Ce rejet de l’autorité formelle caractérise l’anarchisme, c’est-à-dire le mouvement des anarchistes pour arriver à l’anarchie. En effet, si les communistes luttent aussi pour un monde sans État—le communisme—, les anarchistes soutiennent que l’autorité (entendue dans sa définition négative) ne pourra jamais déboucher sur la liberté. Contrairement à la majorité des communistes, les anarchistes s’opposent ainsi à l’idée d’instaurer un État transitoire, chargé d’organiser la gestion de la société à la place de la population en vue d’arriver au communisme ou à l’anarchie. L’idée d’une dictature du prolétariat par des voies étatiques répugne les anarchistes. Pour les anarchistes, il s’agirait plutôt d’une dictature de certains prolétaires sur l’ensemble des masses travailleuses, qui cesseraient alors d’être des prolétaires et en viendraient très tôt à développer des intérêts qui leur sont propres et qui, nécessairement, vont à l’encontre des gouverné·es.
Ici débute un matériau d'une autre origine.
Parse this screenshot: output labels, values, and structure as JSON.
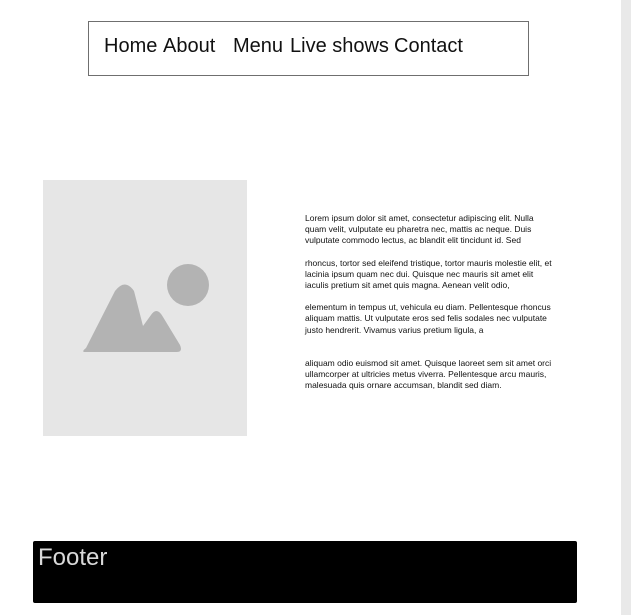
{
  "nav": {
    "items": [
      {
        "label": "Home"
      },
      {
        "label": "About"
      },
      {
        "label": "Menu"
      },
      {
        "label": "Live shows"
      },
      {
        "label": "Contact"
      }
    ]
  },
  "hero_image": {
    "icon": "image-placeholder-icon",
    "colors": {
      "background": "#e6e6e6",
      "shape": "#b3b3b3"
    }
  },
  "article": {
    "paragraphs": [
      "Lorem ipsum dolor sit amet, consectetur adipiscing elit. Nulla quam velit, vulputate eu pharetra nec, mattis ac neque. Duis vulputate commodo lectus, ac blandit elit tincidunt id. Sed",
      "rhoncus, tortor sed eleifend tristique, tortor mauris molestie elit, et lacinia ipsum quam nec dui. Quisque nec mauris sit amet elit iaculis pretium sit amet quis magna. Aenean velit odio,",
      "elementum in tempus ut, vehicula eu diam. Pellentesque rhoncus aliquam mattis. Ut vulputate eros sed felis sodales nec vulputate justo hendrerit. Vivamus varius pretium ligula, a",
      "aliquam odio euismod sit amet. Quisque laoreet sem sit amet orci ullamcorper at ultricies metus viverra. Pellentesque arcu mauris, malesuada quis ornare accumsan, blandit sed diam."
    ]
  },
  "footer": {
    "title": "Footer",
    "colors": {
      "background": "#000000",
      "text": "#d9d9d9"
    }
  }
}
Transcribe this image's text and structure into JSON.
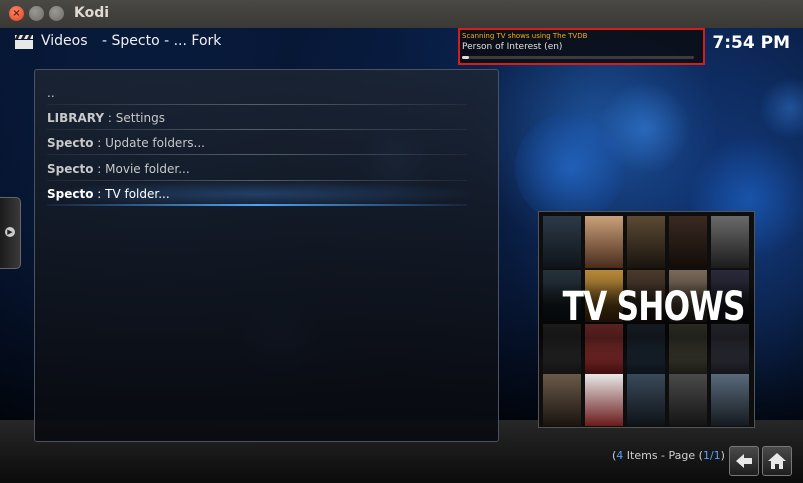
{
  "window": {
    "title": "Kodi",
    "close_glyph": "×"
  },
  "header": {
    "section": "Videos",
    "path": "- Specto - ... Fork",
    "icon": "clapperboard-icon",
    "clock": "7:54 PM"
  },
  "scan_dialog": {
    "title": "Scanning TV shows using The TVDB",
    "item": "Person of Interest (en)",
    "progress": 0.03
  },
  "list": {
    "items": [
      {
        "a": "..",
        "b": ""
      },
      {
        "a": "LIBRARY",
        "b": " : Settings"
      },
      {
        "a": "Specto",
        "b": " : Update folders..."
      },
      {
        "a": "Specto",
        "b": " : Movie folder..."
      },
      {
        "a": "Specto",
        "b": " : TV folder..."
      }
    ],
    "selected_index": 4
  },
  "poster": {
    "text": "TV SHOWS"
  },
  "footer": {
    "count": "4",
    "items_label": " Items - Page (",
    "page": "1/1",
    "close_paren": ")",
    "open_paren": "("
  },
  "colors": {
    "accent": "#5aa0ff",
    "scan_title": "#f3b000",
    "highlight_border": "#d51d1d"
  }
}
Même lorsque gouvernés par des ex-ouvriers socialistes, les États ne sont capables que de tuer la flamme révolutionnaire du peuple et s’éterniser jusqu’à pourrir et reproduire les mêmes dynamiques que celles des États bourgeois. En ce sens, les anarchistes défendent donc l’abolition de l’État comme méthode indispensable pour se débarrasser du capitalisme, du patriarcat et de la suprématie blanche.
Il ne s’agit pas d’occulter les autres rapports de domination, mais de souligner que sans la fin de l’État, une question politique fondamentale, nous ne pourrons résoudre ces rapports de manière crédible et souhaitable.
Fins, moyens et préfiguration
La particularité des anarchistes au sein des forces révolutionnaires est donc la réflexion qu’iels ont sur les moyens révolutionnaires. En d’autres mots, iels s’opposent fermement au dicton voulant que la fin justifie les moyens ou, plus concrètement, que le communisme justifie l’État pour s’y rendre. Comment se manifeste l’anarchisme, comment espère-t-on atteindre l’anarchie, si ce n’est par des voies étatiques ? Pour y répondre, les anarchistes défendent notamment la pertinence de la préfiguration ou, en d’autres mots, de méthodes d’organisation qui tentent dans la mesure du possible de refléter les manières de faire que nous jugeons souhaitables dans un monde post-capitaliste et post-étatique. Une préfiguration parfaite est évidemment impossible, puisque nous ne disposons que de moyens limités dans le système actuel, mais nous jugeons que cela n’est pas suffisant pour légitimer des pratiques indésirables et autoritaires.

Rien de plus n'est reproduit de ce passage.